What patients need. Julian Tudor Hart’s planned care law.

In 1974 Julian Tudor Hart established that patients with high blood pressure were much less likely to die from complications if he asked them to come back to have it checked rather than waiting for them to return to the surgery the next time they felt unwell. This radical finding he called ‘planned care’ and changed forever how GPs worked.

Not that he needed any extra work. At that time up to 300 patients a day were coming to see him. But he knew that reactive care, the model for the previous 2000 years of medical history, whereby doctors sat at their desks waiting for patients to come in, could be radically improved.

In his book, The Political Economy of Healthcare which is shortly to be published in a significantly redrafted second edition, he proves false the assumption that what patients want exceeds what they need, which exceeds the resources of a healthcare system.
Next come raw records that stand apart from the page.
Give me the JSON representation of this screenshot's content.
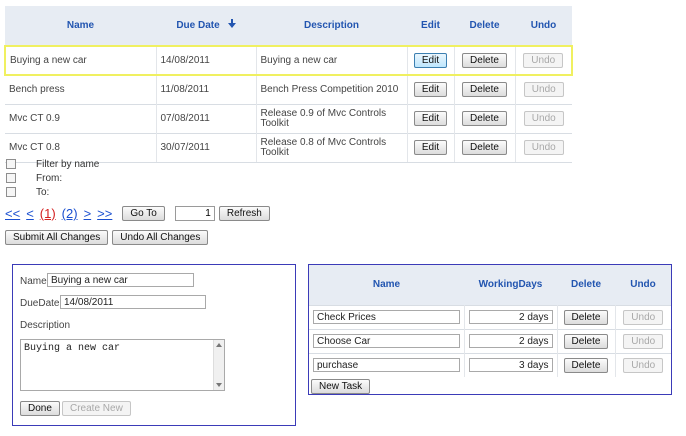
{
  "grid": {
    "columns": {
      "name": "Name",
      "due_date": "Due Date",
      "description": "Description",
      "edit": "Edit",
      "delete": "Delete",
      "undo": "Undo"
    },
    "sort_icon": "down-arrow-icon",
    "rows": [
      {
        "name": "Buying a new car",
        "due_date": "14/08/2011",
        "description": "Buying a new car",
        "edit": "Edit",
        "delete": "Delete",
        "undo": "Undo",
        "selected": true
      },
      {
        "name": "Bench press",
        "due_date": "11/08/2011",
        "description": "Bench Press Competition 2010",
        "edit": "Edit",
        "delete": "Delete",
        "undo": "Undo",
        "selected": false
      },
      {
        "name": "Mvc CT 0.9",
        "due_date": "07/08/2011",
        "description": "Release  0.9 of Mvc Controls Toolkit",
        "edit": "Edit",
        "delete": "Delete",
        "undo": "Undo",
        "selected": false
      },
      {
        "name": "Mvc CT 0.8",
        "due_date": "30/07/2011",
        "description": "Release  0.8 of Mvc Controls Toolkit",
        "edit": "Edit",
        "delete": "Delete",
        "undo": "Undo",
        "selected": false
      }
    ]
  },
  "filters": {
    "filter_by_name": "Filter by name",
    "from": "From:",
    "to": "To:"
  },
  "pager": {
    "first": "<<",
    "prev": "<",
    "page1": "(1)",
    "page2": "(2)",
    "next": ">",
    "last": ">>",
    "goto_label": "Go To",
    "goto_value": "1",
    "refresh_label": "Refresh"
  },
  "actions": {
    "submit_all": "Submit All Changes",
    "undo_all": "Undo All Changes"
  },
  "detail_form": {
    "name_label": "Name",
    "name_value": "Buying a new car",
    "due_date_label": "DueDate",
    "due_date_value": "14/08/2011",
    "description_label": "Description",
    "description_value": "Buying a new car",
    "done_label": "Done",
    "create_new_label": "Create New"
  },
  "tasks": {
    "columns": {
      "name": "Name",
      "working_days": "WorkingDays",
      "delete": "Delete",
      "undo": "Undo"
    },
    "rows": [
      {
        "name": "Check Prices",
        "days": "2 days",
        "delete": "Delete",
        "undo": "Undo"
      },
      {
        "name": "Choose Car",
        "days": "2 days",
        "delete": "Delete",
        "undo": "Undo"
      },
      {
        "name": "purchase",
        "days": "3 days",
        "delete": "Delete",
        "undo": "Undo"
      }
    ],
    "new_task_label": "New Task"
  },
  "colors": {
    "header_bg": "#e7ecf3",
    "header_text": "#2255b0",
    "selected_row_border": "#f0f060",
    "panel_border": "#3b3bb8",
    "current_page": "#d42020",
    "link": "#1a4fd0"
  }
}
As our population grows older the burden of chronic disease increases and most people will spend the last quarter of their life with a number of chronic diseases such as hypertension, diabetes, ischaemic heart disease, chronic kidney disease, dementia, incontinence and even cancer, since so many cancers are treated and monitored long term now. Most of the time these conditions are asymptomatic even when they are irreversibly damaging your most delicate organs. To wait until you feel unwell before visiting the doctor is to invite catastrophe or death.
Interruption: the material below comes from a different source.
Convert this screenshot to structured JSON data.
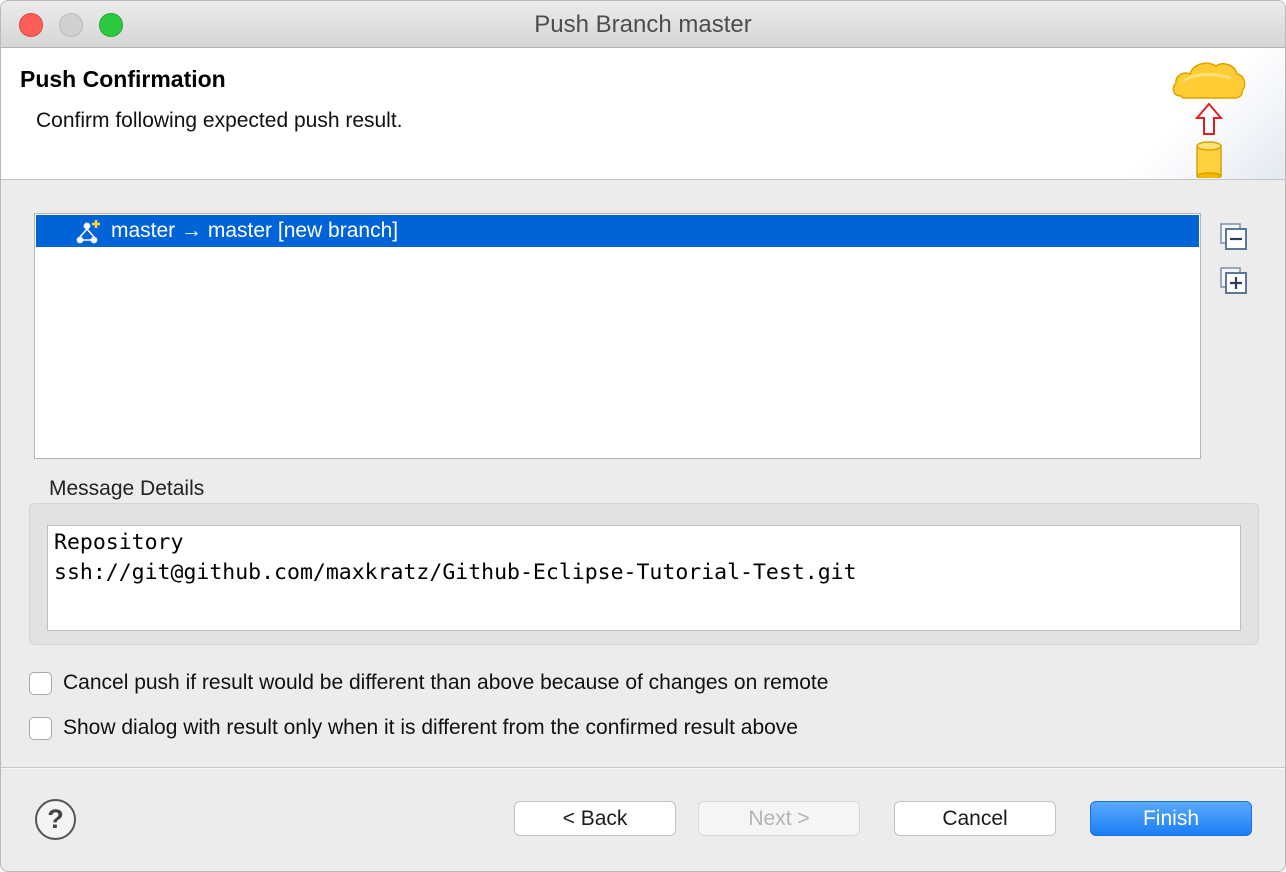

The rational way to care for people with chronic diseases is to plan their care, to regularly monitor, educate, negotiate, treat and review their lifestyle, medication, organ function, ability to care for themselves and so on. This kind of care requires a relationship between doctors (and others involved) and patients. This is ‘continuity of care’. It is in contrast to the instant access healthcare and multiple provider choice that is the contemporary political obsession.

We have the resources abundantly in a country as rich (albeit indebted) as ours and we know what patients need -planned care. By focusing instead on what we think they want -instant access and choice, we’re wasting our precious resources on a model of unplanned reactive healthcare that should have died when it was conclusively proved wrong in 1974.